SUS deve garantir tratamento a viciados em tecnologias

17 de fevereiro de 2016

Marcos Abrão sugere que o Sistema Único de Saúde estabeleça protocolo clínico específico para tratamento da doença

Se você acorda no meio da noite para buscar um copo de água e, antes de voltar para a cama, consulta as redes sociais, ou adia qualquer atividade para ficar usando a internet, você pode estar viciado em tecnologia. Ações como essas, cada vez mais comuns na atualidade, podem indicar dependência, já que representam compulsão em estar conectado o tempo todo.

O uso da tecnologia é compreensível tendo em vista que reflete os avanços científicos por quais passamos diariamente. O que não é saudável é que os smartphones substituam as relações familiares e interpessoais, por exemplo, ou que, devido a eles, deixemos de lado atividades cotidianas no trabalho ou escola e faculdade para verificar quantas “curtidas” teve a última postagem. Quando a internet se torna mais do que um hábito é o momento de se buscar ajuda psicológica e psiquiátrica.
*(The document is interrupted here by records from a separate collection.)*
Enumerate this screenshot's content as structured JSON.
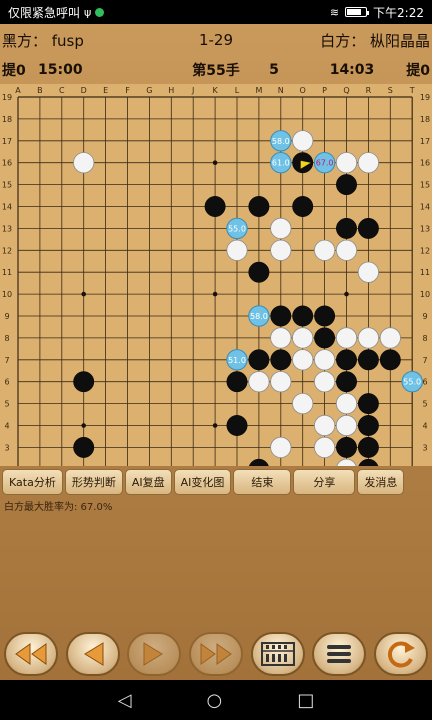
{
  "statusbar": {
    "left_text": "仅限紧急呼叫",
    "usb_icon": "usb-icon",
    "app_icon": "wechat-icon",
    "wifi_icon": "wifi-icon",
    "battery_label": "",
    "time": "下午2:22"
  },
  "header": {
    "black_player": "黑方：  fusp",
    "game_number": "1-29",
    "white_player": "白方：  枞阳晶晶"
  },
  "info": {
    "black_captures": "提0",
    "black_time": "15:00",
    "move_label": "第55手",
    "move_count": "5",
    "white_time": "14:03",
    "white_captures": "提0"
  },
  "board": {
    "columns": [
      "A",
      "B",
      "C",
      "D",
      "E",
      "F",
      "G",
      "H",
      "J",
      "K",
      "L",
      "M",
      "N",
      "O",
      "P",
      "Q",
      "R",
      "S",
      "T"
    ],
    "rows": [
      "19",
      "18",
      "17",
      "16",
      "15",
      "14",
      "13",
      "12",
      "11",
      "10",
      "9",
      "8",
      "7",
      "6",
      "5",
      "4",
      "3",
      "2",
      "1"
    ],
    "black_stones": [
      "O16",
      "Q15",
      "K14",
      "M14",
      "O14",
      "Q13",
      "R13",
      "M11",
      "N9",
      "O9",
      "P9",
      "P8",
      "M7",
      "N7",
      "Q7",
      "R7",
      "S7",
      "L6",
      "Q6",
      "D6",
      "R5",
      "L4",
      "R4",
      "D3",
      "Q3",
      "R3",
      "M2",
      "R2"
    ],
    "white_stones": [
      "D16",
      "O17",
      "Q16",
      "R16",
      "N13",
      "L12",
      "N12",
      "P12",
      "Q12",
      "R11",
      "N8",
      "O8",
      "Q8",
      "R8",
      "S8",
      "O7",
      "P7",
      "M6",
      "N6",
      "P6",
      "O5",
      "Q5",
      "P4",
      "Q4",
      "N3",
      "P3",
      "Q2"
    ],
    "candidates": [
      {
        "point": "N17",
        "value": "58.0"
      },
      {
        "point": "N16",
        "value": "61.0"
      },
      {
        "point": "P16",
        "value": "67.0"
      },
      {
        "point": "L13",
        "value": "55.0"
      },
      {
        "point": "M9",
        "value": "58.0"
      },
      {
        "point": "L7",
        "value": "51.0"
      },
      {
        "point": "T6",
        "value": "55.0"
      }
    ],
    "last_move": "O16"
  },
  "toolbar": {
    "buttons": [
      "Kata分析",
      "形势判断",
      "AI复盘",
      "AI变化图",
      "结束",
      "分享",
      "发消息"
    ]
  },
  "winrate_text": "白方最大胜率为: 67.0%",
  "bottom_controls": [
    {
      "icon": "fast-backward-icon"
    },
    {
      "icon": "step-back-icon"
    },
    {
      "icon": "step-forward-icon"
    },
    {
      "icon": "fast-forward-icon"
    },
    {
      "icon": "abacus-icon"
    },
    {
      "icon": "menu-icon"
    },
    {
      "icon": "refresh-icon"
    }
  ],
  "navbar": {
    "back_icon": "back-triangle-icon",
    "home_icon": "home-circle-icon",
    "recent_icon": "recent-square-icon"
  }
}
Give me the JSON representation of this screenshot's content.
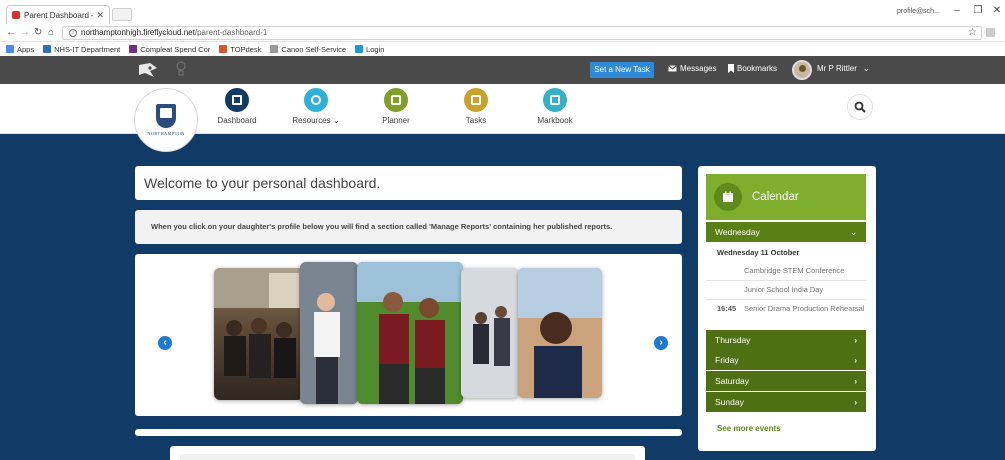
{
  "browser": {
    "tab_title": "Parent Dashboard — No",
    "tab_close": "✕",
    "profile_label": "profile@sch...",
    "url_host": "northamptonhigh.fireflycloud.net",
    "url_path": "/parent-dashboard-1",
    "bookmarks": [
      {
        "label": "Apps",
        "color": "#4a8af4"
      },
      {
        "label": "NHS-IT Department",
        "color": "#2f6fb5"
      },
      {
        "label": "Compleat Spend Cor",
        "color": "#7a2b82"
      },
      {
        "label": "TOPdesk",
        "color": "#e0532a"
      },
      {
        "label": "Canon Self-Service",
        "color": "#9a9a9a"
      },
      {
        "label": "Login",
        "color": "#1a9ad6"
      }
    ]
  },
  "topbar": {
    "task_button": "Set a New Task",
    "messages": "Messages",
    "bookmarks": "Bookmarks",
    "user": "Mr P Rittler"
  },
  "nav": {
    "school_name": "NORTHAMPTON",
    "items": [
      {
        "label": "Dashboard",
        "color": "#0f3b66"
      },
      {
        "label": "Resources",
        "color": "#2fb0d6"
      },
      {
        "label": "Planner",
        "color": "#7f9e2a"
      },
      {
        "label": "Tasks",
        "color": "#c9a22a"
      },
      {
        "label": "Markbook",
        "color": "#35b0c9"
      }
    ]
  },
  "main": {
    "welcome": "Welcome to your personal dashboard.",
    "info": "When you click on your daughter's profile below you will find a section called 'Manage Reports' containing her published reports."
  },
  "calendar": {
    "title": "Calendar",
    "expanded_day": "Wednesday",
    "date_heading": "Wednesday 11 October",
    "events": [
      {
        "time": "",
        "title": "Cambridge STEM Conference"
      },
      {
        "time": "",
        "title": "Junior School India Day"
      },
      {
        "time": "16:45",
        "title": "Senior Drama Production Rehearsal"
      }
    ],
    "days": [
      "Thursday",
      "Friday",
      "Saturday",
      "Sunday"
    ],
    "see_more": "See more events",
    "colors": {
      "expanded": "#5a7f14",
      "collapsed": "#4e6f12",
      "header": "#7fad2e"
    }
  }
}
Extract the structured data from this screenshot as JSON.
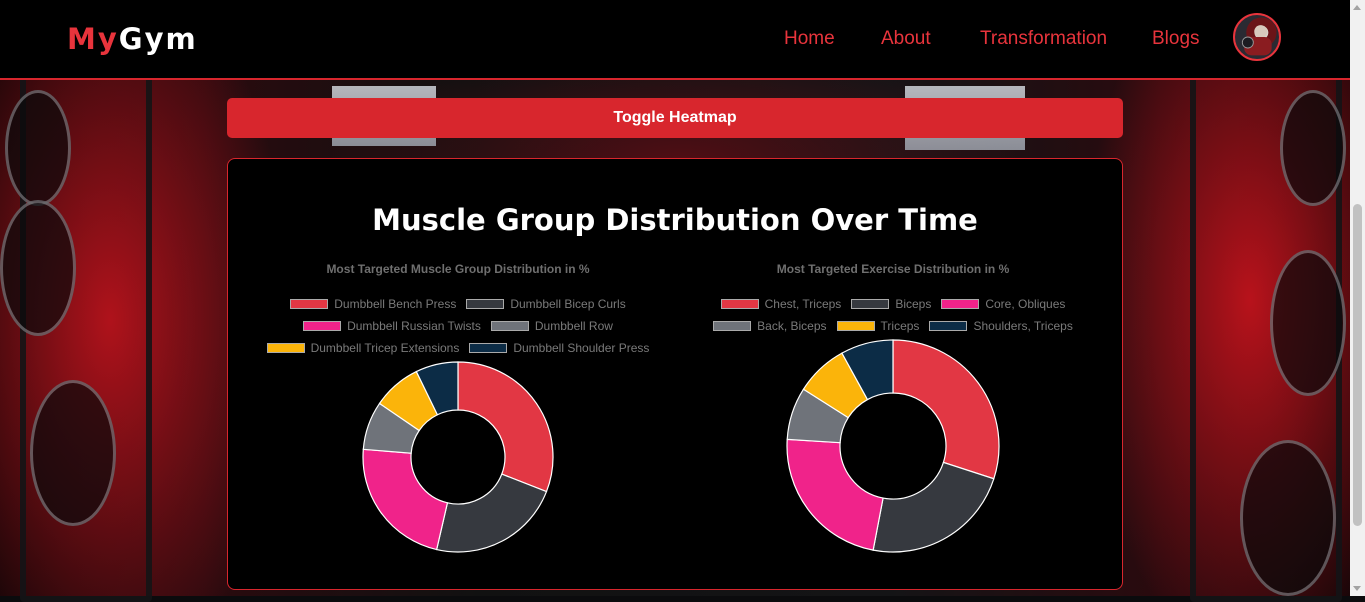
{
  "header": {
    "logo_my": "My",
    "logo_gym": "Gym",
    "nav": [
      "Home",
      "About",
      "Transformation",
      "Blogs"
    ]
  },
  "toggle_label": "Toggle Heatmap",
  "panel_title": "Muscle Group Distribution Over Time",
  "colors": [
    "#e23744",
    "#36393f",
    "#f0238a",
    "#6f737a",
    "#fbb40a",
    "#0c2c46"
  ],
  "chart_data": [
    {
      "type": "donut",
      "title": "Most Targeted Muscle Group Distribution in %",
      "labels": [
        "Dumbbell Bench Press",
        "Dumbbell Bicep Curls",
        "Dumbbell Russian Twists",
        "Dumbbell Row",
        "Dumbbell Tricep Extensions",
        "Dumbbell Shoulder Press"
      ],
      "legend_rows": [
        [
          0,
          1
        ],
        [
          2,
          3
        ],
        [
          4,
          5
        ]
      ],
      "values": [
        30,
        22,
        22,
        8,
        8,
        7
      ],
      "legend": "top"
    },
    {
      "type": "donut",
      "title": "Most Targeted Exercise Distribution in %",
      "labels": [
        "Chest, Triceps",
        "Biceps",
        "Core, Obliques",
        "Back, Biceps",
        "Triceps",
        "Shoulders, Triceps"
      ],
      "legend_rows": [
        [
          0,
          1,
          2
        ],
        [
          3,
          4,
          5
        ]
      ],
      "values": [
        30,
        23,
        23,
        8,
        8,
        8
      ],
      "legend": "top"
    }
  ]
}
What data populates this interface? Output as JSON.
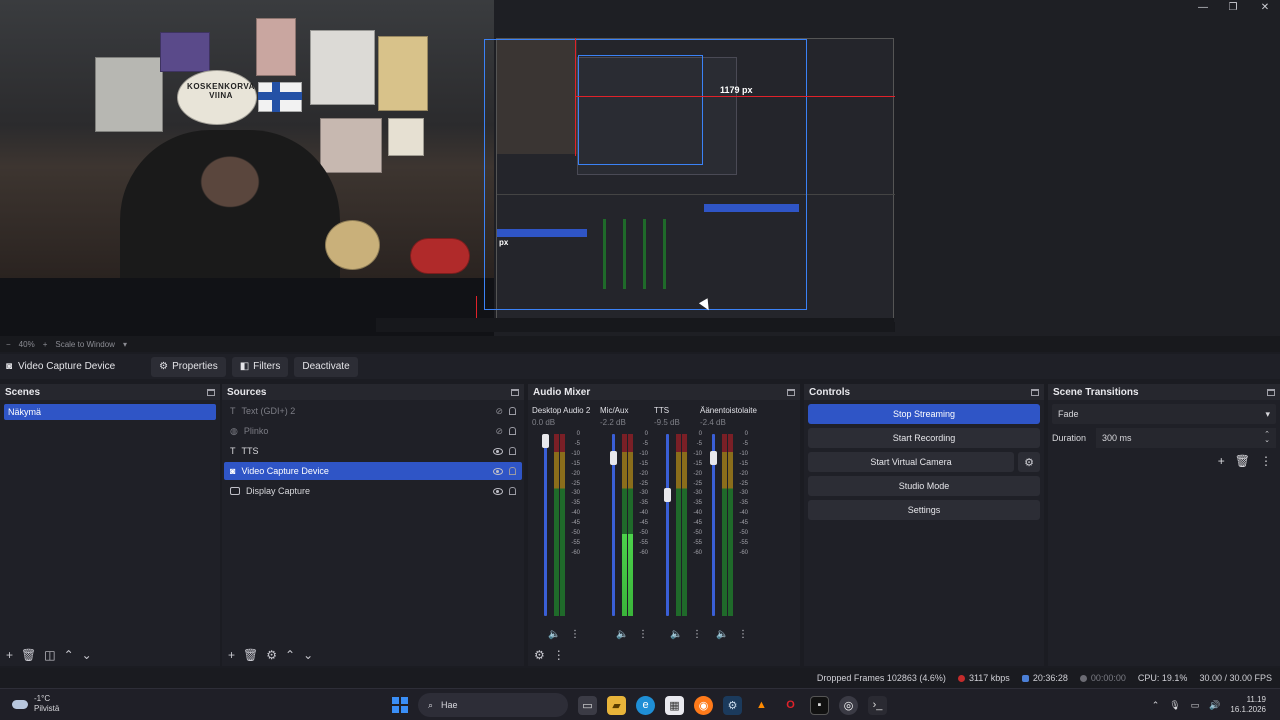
{
  "preview": {
    "px_label": "1179 px",
    "nested_px_label": "px",
    "logo_text": "KOSKENKORVA VIINA"
  },
  "zoombar": {
    "zoom": "40%",
    "mode": "Scale to Window"
  },
  "source_toolbar": {
    "selected_source": "Video Capture Device",
    "properties": "Properties",
    "filters": "Filters",
    "deactivate": "Deactivate"
  },
  "scenes": {
    "title": "Scenes",
    "items": [
      {
        "label": "Näkymä",
        "selected": true
      }
    ]
  },
  "sources": {
    "title": "Sources",
    "items": [
      {
        "label": "Text (GDI+) 2",
        "visible": false
      },
      {
        "label": "Plinko",
        "visible": false
      },
      {
        "label": "TTS",
        "visible": true
      },
      {
        "label": "Video Capture Device",
        "visible": true,
        "selected": true
      },
      {
        "label": "Display Capture",
        "visible": true
      }
    ]
  },
  "mixer": {
    "title": "Audio Mixer",
    "scale": [
      "0",
      "-5",
      "-10",
      "-15",
      "-20",
      "-25",
      "-30",
      "-35",
      "-40",
      "-45",
      "-50",
      "-55",
      "-60"
    ],
    "channels": [
      {
        "name": "Desktop Audio 2",
        "db": "0.0 dB",
        "fader": 1.0,
        "level": 0.0
      },
      {
        "name": "Mic/Aux",
        "db": "-2.2 dB",
        "fader": 0.9,
        "level": 0.45
      },
      {
        "name": "TTS",
        "db": "-9.5 dB",
        "fader": 0.68,
        "level": 0.0
      },
      {
        "name": "Äänentoistolaite",
        "db": "-2.4 dB",
        "fader": 0.9,
        "level": 0.0
      }
    ]
  },
  "controls": {
    "title": "Controls",
    "stop_streaming": "Stop Streaming",
    "start_recording": "Start Recording",
    "start_virtual_camera": "Start Virtual Camera",
    "studio_mode": "Studio Mode",
    "settings": "Settings"
  },
  "transitions": {
    "title": "Scene Transitions",
    "selected": "Fade",
    "duration_label": "Duration",
    "duration_value": "300 ms"
  },
  "status": {
    "dropped_frames": "Dropped Frames 102863 (4.6%)",
    "bitrate": "3117 kbps",
    "stream_time": "20:36:28",
    "record_time": "00:00:00",
    "cpu": "CPU: 19.1%",
    "fps": "30.00 / 30.00 FPS"
  },
  "taskbar": {
    "temperature": "-1°C",
    "weather": "Pilvistä",
    "search_placeholder": "Hae",
    "time": "11.19",
    "date": "16.1.2026"
  },
  "colors": {
    "accent": "#2f55c6",
    "record_red": "#e0222a",
    "live_blue": "#3b82f6"
  }
}
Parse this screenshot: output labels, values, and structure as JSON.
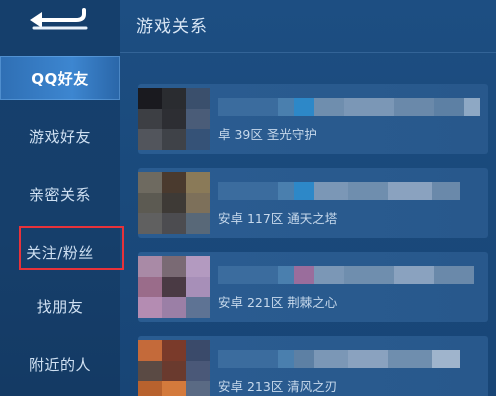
{
  "header": {
    "title": "游戏关系"
  },
  "sidebar": {
    "items": [
      {
        "label": "QQ好友",
        "active": true
      },
      {
        "label": "游戏好友",
        "active": false
      },
      {
        "label": "亲密关系",
        "active": false
      },
      {
        "label": "关注/粉丝",
        "active": false,
        "highlighted": true
      },
      {
        "label": "找朋友",
        "active": false
      },
      {
        "label": "附近的人",
        "active": false
      }
    ]
  },
  "friends": [
    {
      "region": "卓 39区 圣光守护"
    },
    {
      "region": "安卓 117区 通天之塔"
    },
    {
      "region": "安卓 221区 荆棘之心"
    },
    {
      "region": "安卓 213区 清风之刃"
    }
  ],
  "colors": {
    "background": "#1d4e82",
    "sidebar": "#153f6c",
    "active_tab": "#3d86d0",
    "highlight_box": "#e8323a",
    "card": "#2a5c91"
  },
  "icons": {
    "back": "back-arrow-icon"
  }
}
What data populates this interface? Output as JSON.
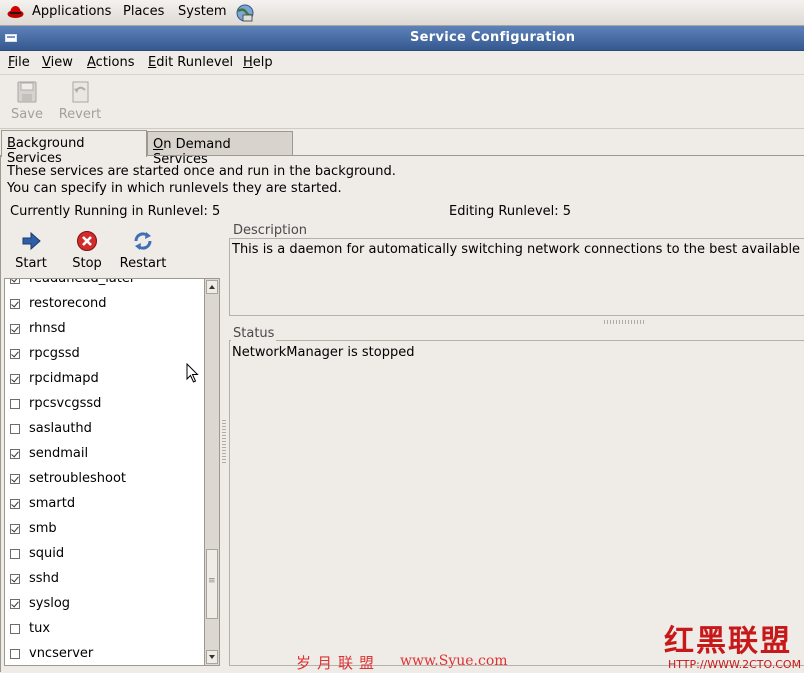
{
  "panel": {
    "applications": "Applications",
    "places": "Places",
    "system": "System"
  },
  "window": {
    "title": "Service Configuration"
  },
  "menubar": {
    "file": "File",
    "view": "View",
    "actions": "Actions",
    "edit_runlevel": "Edit Runlevel",
    "help": "Help"
  },
  "toolbar": {
    "save": "Save",
    "revert": "Revert"
  },
  "tabs": {
    "background": "Background Services",
    "on_demand": "On Demand Services"
  },
  "info": {
    "line1": "These services are started once and run in the background.",
    "line2": "You can specify in which runlevels they are started.",
    "current_runlevel": "Currently Running in Runlevel: 5",
    "editing_runlevel": "Editing Runlevel: 5"
  },
  "actions": {
    "start": "Start",
    "stop": "Stop",
    "restart": "Restart"
  },
  "services": [
    {
      "name": "readahead_later",
      "enabled": true
    },
    {
      "name": "restorecond",
      "enabled": true
    },
    {
      "name": "rhnsd",
      "enabled": true
    },
    {
      "name": "rpcgssd",
      "enabled": true
    },
    {
      "name": "rpcidmapd",
      "enabled": true
    },
    {
      "name": "rpcsvcgssd",
      "enabled": false
    },
    {
      "name": "saslauthd",
      "enabled": false
    },
    {
      "name": "sendmail",
      "enabled": true
    },
    {
      "name": "setroubleshoot",
      "enabled": true
    },
    {
      "name": "smartd",
      "enabled": true
    },
    {
      "name": "smb",
      "enabled": true
    },
    {
      "name": "squid",
      "enabled": false
    },
    {
      "name": "sshd",
      "enabled": true
    },
    {
      "name": "syslog",
      "enabled": true
    },
    {
      "name": "tux",
      "enabled": false
    },
    {
      "name": "vncserver",
      "enabled": false
    }
  ],
  "description": {
    "label": "Description",
    "text": "This is a daemon for automatically switching network connections to the best available co"
  },
  "status": {
    "label": "Status",
    "text": "NetworkManager is stopped"
  },
  "watermarks": {
    "cn_left": "岁月联盟",
    "url_left": "www.Syue.com",
    "cn_right": "红黑联盟",
    "url_right": "HTTP://WWW.2CTO.COM"
  },
  "colors": {
    "titlebar": "#3e639b",
    "window_bg": "#efebe7",
    "stop_red": "#d22b2b",
    "start_blue": "#2f5ea8",
    "watermark_red": "#c8191a"
  }
}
O vício em tecnologia já está sendo tratado como um problema de saúde em algumas partes do mundo, como na Ásia e nos Estados Unidos.

No Brasil, por outro lado, o assunto ainda é pouco discutido. O psicólogo e professor Cristiano Nabuco de Abreu, coordenador do Grupo de Dependências Tecnológicas do Programa Integrado dos Transtornos do Impulso, ligado ao Instituto de Psiquiatria da Faculdade de Medicina da Universidade de São Paulo (USP), acredita que cerca de 10% dos usuários apresentam dependência tecnológica (que inclui internet e jogos). O vício por jogos eletrônicos já consta, desde 2013, do Manual Diagnóstico e Estatístico de Transtornos Mentais, da Associação Americana de Psiquiatria. No entanto, a adição por redes sociais, como “Facebook” e “Whatsapp” ainda não foi catalogada, já que é um fenômeno muito novo. Conforme a psicóloga Veruska Santos, do grupo Delete, da Universidade Federal do Rio de Janeiro, a dependência tecnológica é acompanhada, em geral, por depressão, ansiedade e pânico.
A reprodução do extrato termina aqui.